Gen F

Join onze community en krijg extra toegang tot artikelen, deel jouw verhaal & ...

'Ik was een week oud. Van mijn zus was geen spoor te bekennen. Die zat op café een paar straten verderop.'

Olivia (23) ontdekte dat haar zus eigenlijk haar mama is

Olivia (23) groeide op in een warm nest. Maar dan vertellen haar ouders dat ze niet haar echte ouders zijn. Ze zijn haar grootouders. Haar drugsverslaafde ‘zus’ liet haar in de steek toen ze een week oud was.


 



‘Zet de tv even uit, we moeten praten.’ De toon van papa’s stem was ernstig. Ik was elf, en zat te kijken naar ‘Het Geslacht De Pauw’. Mama zat naast me en begon te huilen. ‘We zijn niet je echte ouders, Olivia. Mama en ik hebben je geadopteerd.’ Ik slikte, begreep niet goed wat er aan de hand was. Maar dat was nog niet alles. Er volgde nog meer. ‘Je zus is eigenlijk je mama. Wij zijn je grootouders.’ Mama begon me meteen te knuffelen. Ergens wist ik al langer dat er iets niet klopte, want mama had op haar veertigste haar baarmoeder en eierstokken laten verwijderen. Ze kón niet meer zwanger zijn geweest van mij. Maar op mijn elfde stelde ik me daar geen vragen bij. Ook het kaartje dat ik ooit vond waarop ik de familienaam van mijn zus droeg – mijn zus en broer komen uit het eerste huwelijk van mijn mama – had me niet doen beseffen wat er aan de hand was. In plaats daarvan had ik het kaartje snel weggestopt, want ik had het gevonden op een plek waar ik niet mocht zijn.
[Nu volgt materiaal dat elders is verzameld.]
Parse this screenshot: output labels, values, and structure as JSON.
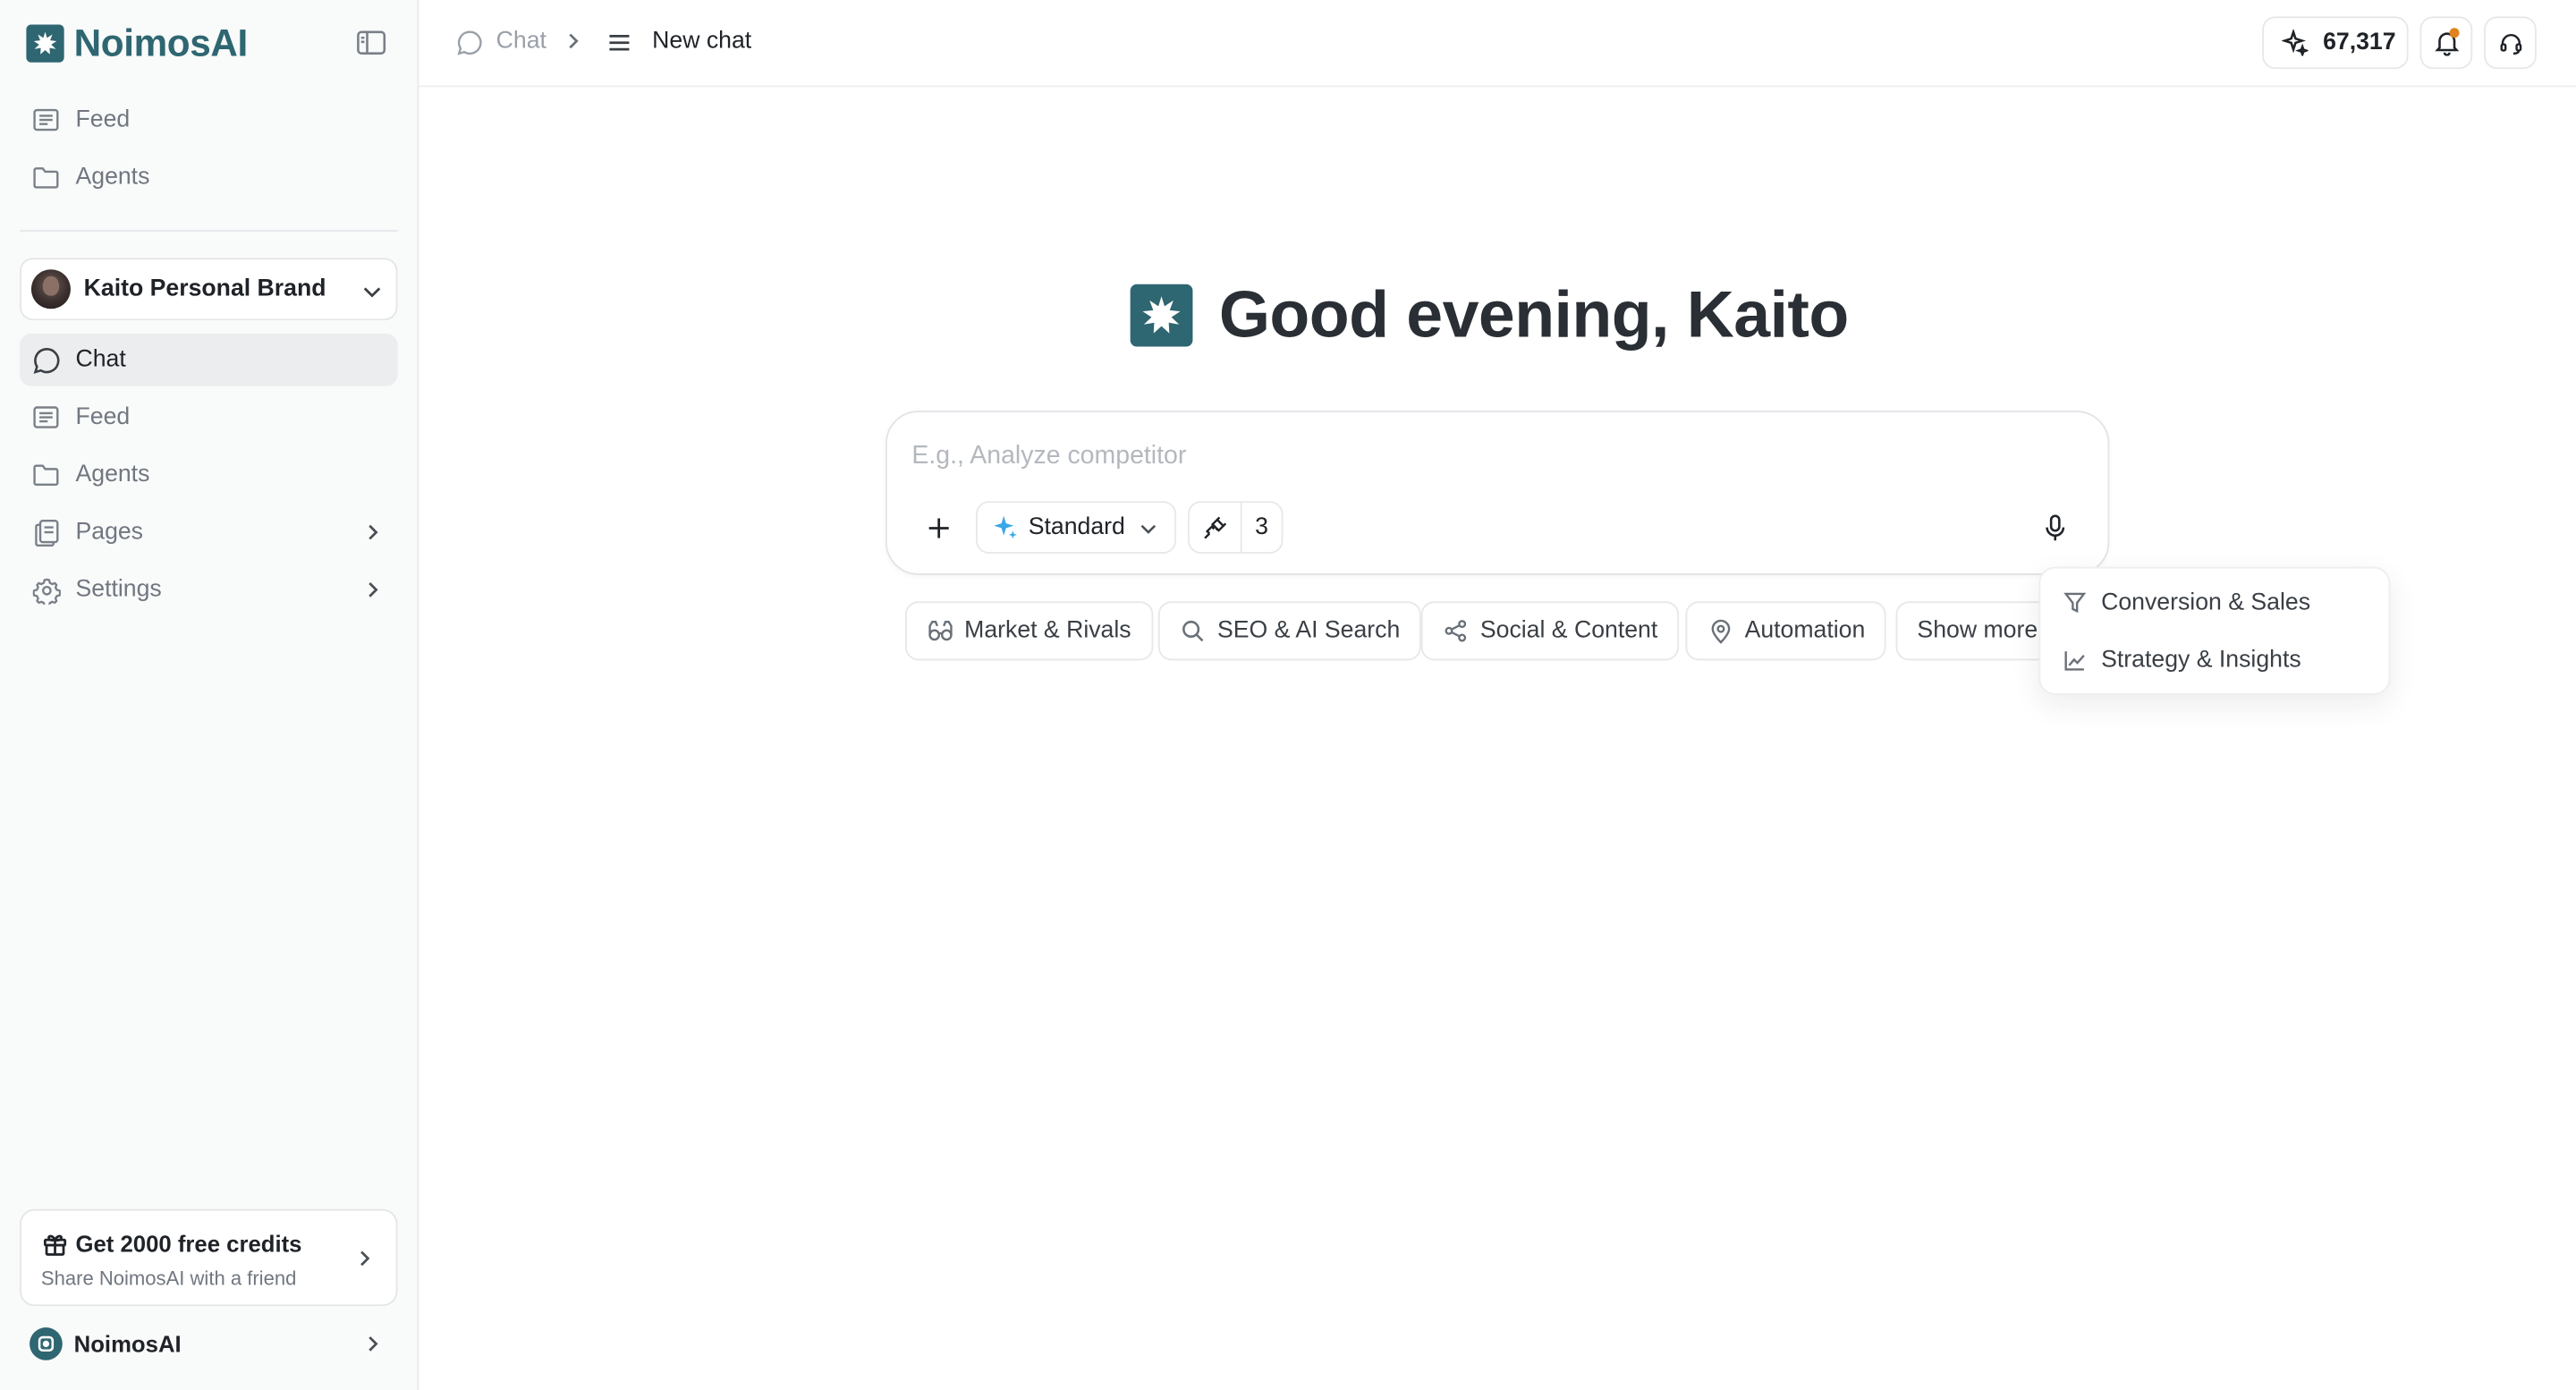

Daar lag ik, helemaal alleen in de flat, te schreeuwen. Ik was een week oud. Mijn zus zat in een of ander café.

Drugsverslaafd


Mijn zus was op haar twintigste zwaar drugsverslaafd en het contact met mijn ouders liep al lange tijd moeilijk. Omdat het beter was voor mijn mama, papa en broer was ze thuis vertrokken. Tot mama en papa op een dag telefoon kregen van de huisbaas van mijn zus. Of hij de deur mocht openbreken, want er lag al urenlang een baby te huilen in het appartement. Met de politie aan zijn zij, ging hij een kijkje nemen. Daar lag ik, helemaal alleen, te schreeuwen. Ik was een week oud. Van mijn zus was geen spoor te bekennen. Die zat op café een paar straten verderop.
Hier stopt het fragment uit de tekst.